There’s a lot to read about in Zillow Talk – you can learn about the best time to sell your home, clever pricing strategies, and which descriptors tend to drive consumer interest. But our attention was drawn to Chapter 23, which explores the question: “What’s Walkability Worth?” The authors use Zillow’s copious data about home prices coupled with Walk Score’s measure of walkability to estimate how improving access to walkable destinations affects a home’s market price. (Walk Score is the innovative web-based tool for measuring the walkability of homes and apartments assigns a score from zero to 100 representing the proximity to common destinations like stores, parks, schools and restaurants.)
Zillow Talk estimated the effect of a 15 point improvement in walkability on Walk Score’s hundred-point scale across a number of metropolitan markets. They found that a 15 point increase in walkability would increase home values by an average of about 12 percent, with the actual values ranging between 4 and 24 percent depending on the metropolitan area. Chicago had the greatest effect of increases in walkability, and New York the least. The author’s also found that the positive effects of an increased walk score weren’t felt in car dependent neighborhoods.
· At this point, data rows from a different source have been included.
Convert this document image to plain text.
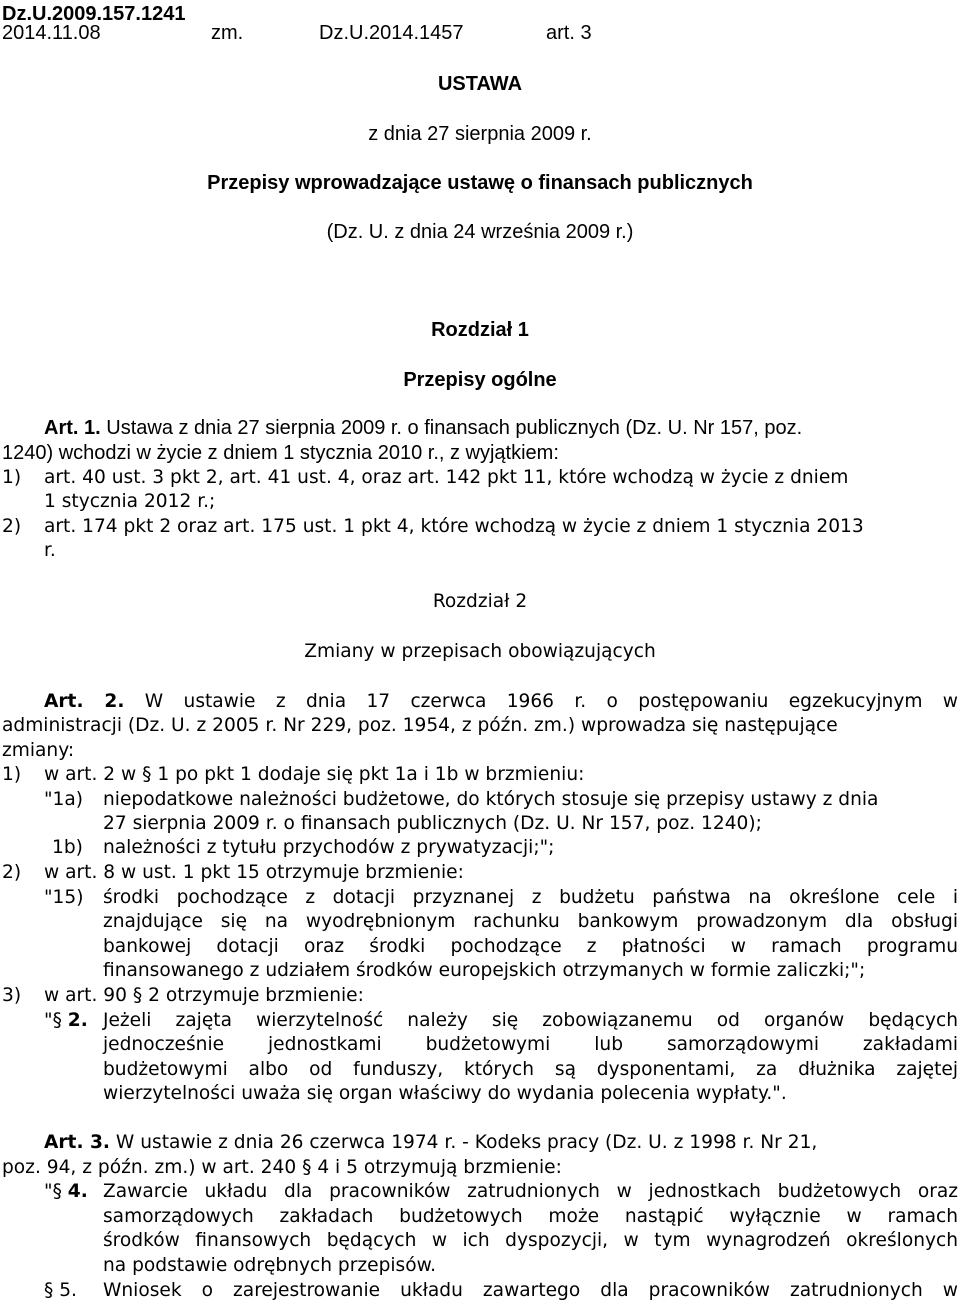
Dz.U.2009.157.1241
2014.11.08	zm.	Dz.U.2014.1457	art. 3
USTAWA
z dnia 27 sierpnia 2009 r.
Przepisy wprowadzające ustawę o finansach publicznych
(Dz. U. z dnia 24 września 2009 r.)
Rozdział 1
Przepisy ogólne
Art. 1. Ustawa z dnia 27 sierpnia 2009 r. o finansach publicznych (Dz. U. Nr 157, poz.
1240) wchodzi w życie z dniem 1 stycznia 2010 r., z wyjątkiem:
1) art. 40 ust. 3 pkt 2, art. 41 ust. 4, oraz art. 142 pkt 11, które wchodzą w życie z dniem
1 stycznia 2012 r.;
2) art. 174 pkt 2 oraz art. 175 ust. 1 pkt 4, które wchodzą w życie z dniem 1 stycznia 2013
r.
Rozdział 2
Zmiany w przepisach obowiązujących
Art. 2. W ustawie z dnia 17 czerwca 1966 r. o postępowaniu egzekucyjnym w
administracji (Dz. U. z 2005 r. Nr 229, poz. 1954, z późn. zm.) wprowadza się następujące
zmiany:
1) w art. 2 w § 1 po pkt 1 dodaje się pkt 1a i 1b w brzmieniu:
"1a) niepodatkowe należności budżetowe, do których stosuje się przepisy ustawy z dnia
27 sierpnia 2009 r. o finansach publicznych (Dz. U. Nr 157, poz. 1240);
1b) należności z tytułu przychodów z prywatyzacji;";
2) w art. 8 w ust. 1 pkt 15 otrzymuje brzmienie:
"15) środki pochodzące z dotacji przyznanej z budżetu państwa na określone cele i
znajdujące się na wyodrębnionym rachunku bankowym prowadzonym dla obsługi
bankowej dotacji oraz środki pochodzące z płatności w ramach programu
finansowanego z udziałem środków europejskich otrzymanych w formie zaliczki;";
3) w art. 90 § 2 otrzymuje brzmienie:
"§ 2. Jeżeli zajęta wierzytelność należy się zobowiązanemu od organów będących
jednocześnie jednostkami budżetowymi lub samorządowymi zakładami
budżetowymi albo od funduszy, których są dysponentami, za dłużnika zajętej
wierzytelności uważa się organ właściwy do wydania polecenia wypłaty.".
Art. 3. W ustawie z dnia 26 czerwca 1974 r. - Kodeks pracy (Dz. U. z 1998 r. Nr 21,
poz. 94, z późn. zm.) w art. 240 § 4 i 5 otrzymują brzmienie:
"§ 4. Zawarcie układu dla pracowników zatrudnionych w jednostkach budżetowych oraz
samorządowych zakładach budżetowych może nastąpić wyłącznie w ramach
środków finansowych będących w ich dyspozycji, w tym wynagrodzeń określonych
na podstawie odrębnych przepisów.
§ 5. Wniosek o zarejestrowanie układu zawartego dla pracowników zatrudnionych w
Zillow Talk tracked home values in several major markets from 2000 through 2014, and reported average sales values for the most walkable neighborhoods (“Walker’s Paradise” and “Very Walkable”) and the less walkable places (“Somewhat Walkable” and “Car Dependent.”) In every market they examined, home values in more walkable neighborhoods outperformed those in less walkable neighborhoods in the same market – particularly in recent years. In New York and Chicago, for example, homes in the most walkable neighborhoods increased in value 160 percent more than homes in car-dependent neighborhoods. Even though all these neighborhoods and markets showed the effects on the housing market cycle (with declines after 2006), Rascoff and Humphries report that more walkable areas are more resilient: they recovered their values faster after the collapse of the housing bubble.
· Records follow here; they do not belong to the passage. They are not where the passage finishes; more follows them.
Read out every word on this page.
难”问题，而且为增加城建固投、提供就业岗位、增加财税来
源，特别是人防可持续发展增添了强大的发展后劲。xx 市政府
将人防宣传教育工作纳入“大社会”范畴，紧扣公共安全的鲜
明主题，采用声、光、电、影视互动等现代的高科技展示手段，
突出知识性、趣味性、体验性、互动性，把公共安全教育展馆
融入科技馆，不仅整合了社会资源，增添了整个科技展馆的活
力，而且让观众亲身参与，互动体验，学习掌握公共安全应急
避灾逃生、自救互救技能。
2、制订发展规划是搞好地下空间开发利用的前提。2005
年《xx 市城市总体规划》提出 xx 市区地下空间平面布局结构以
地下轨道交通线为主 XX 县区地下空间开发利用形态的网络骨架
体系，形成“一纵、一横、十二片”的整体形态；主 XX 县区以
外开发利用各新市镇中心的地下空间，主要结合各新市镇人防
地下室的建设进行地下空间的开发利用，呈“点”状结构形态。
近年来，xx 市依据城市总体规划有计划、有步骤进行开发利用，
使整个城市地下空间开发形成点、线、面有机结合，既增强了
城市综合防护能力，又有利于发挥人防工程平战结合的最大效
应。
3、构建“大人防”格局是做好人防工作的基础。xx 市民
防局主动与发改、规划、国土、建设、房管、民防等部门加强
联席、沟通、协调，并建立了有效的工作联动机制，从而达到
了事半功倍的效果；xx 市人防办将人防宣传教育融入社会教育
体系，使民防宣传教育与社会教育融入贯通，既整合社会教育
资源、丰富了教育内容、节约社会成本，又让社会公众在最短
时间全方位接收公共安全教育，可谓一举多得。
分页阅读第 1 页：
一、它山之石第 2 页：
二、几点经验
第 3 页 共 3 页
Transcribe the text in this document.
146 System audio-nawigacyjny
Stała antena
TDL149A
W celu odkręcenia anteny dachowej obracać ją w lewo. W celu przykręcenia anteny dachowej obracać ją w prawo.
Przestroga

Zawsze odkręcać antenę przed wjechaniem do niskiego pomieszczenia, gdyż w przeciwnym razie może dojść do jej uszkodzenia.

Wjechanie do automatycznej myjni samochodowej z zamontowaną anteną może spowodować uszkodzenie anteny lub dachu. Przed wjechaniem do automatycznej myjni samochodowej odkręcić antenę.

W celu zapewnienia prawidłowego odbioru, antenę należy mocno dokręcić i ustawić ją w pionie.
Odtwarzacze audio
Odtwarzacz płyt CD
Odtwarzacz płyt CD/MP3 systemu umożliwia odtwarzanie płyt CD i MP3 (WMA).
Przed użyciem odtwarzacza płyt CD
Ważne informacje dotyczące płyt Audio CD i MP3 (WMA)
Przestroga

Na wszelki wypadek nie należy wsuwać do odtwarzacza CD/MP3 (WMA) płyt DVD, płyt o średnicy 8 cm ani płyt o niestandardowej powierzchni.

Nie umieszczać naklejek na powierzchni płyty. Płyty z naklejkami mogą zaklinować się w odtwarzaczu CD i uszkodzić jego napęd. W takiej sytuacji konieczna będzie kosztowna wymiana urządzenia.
The findings presented in Zillow Talk confirm my own earlier work examining the connection between walkability and market values. In 2009, I published a study for CEOs for Cities – Walking the Walk – that used home sales data from 15 markets to assess the impact of walkability on home values. I found that after controlling for the effect of home size, age, number of bedrooms and bathrooms, the overall income of the neighborhood, and its proximity to the region’s urban center and to employment opportunities, that walkability had a significant impact on home values in 13 of the 15 markets we studied. On average, in the markets we examined, going from an average level of walkability to an above average level (from the market median to the 75th percentile) was associated with a $10,000 to $30,000 increase in home values.
For those of us interested in urban places and walkability, Zillow’s data shows that walkability is a major contributor to housing values in urban locations and that houses with high levels of walkability, as measured by Walk Score, have maintained and increased their value relative to housing in car-dependent locations. This is clear evidence that consumers attach major economic value to walkability.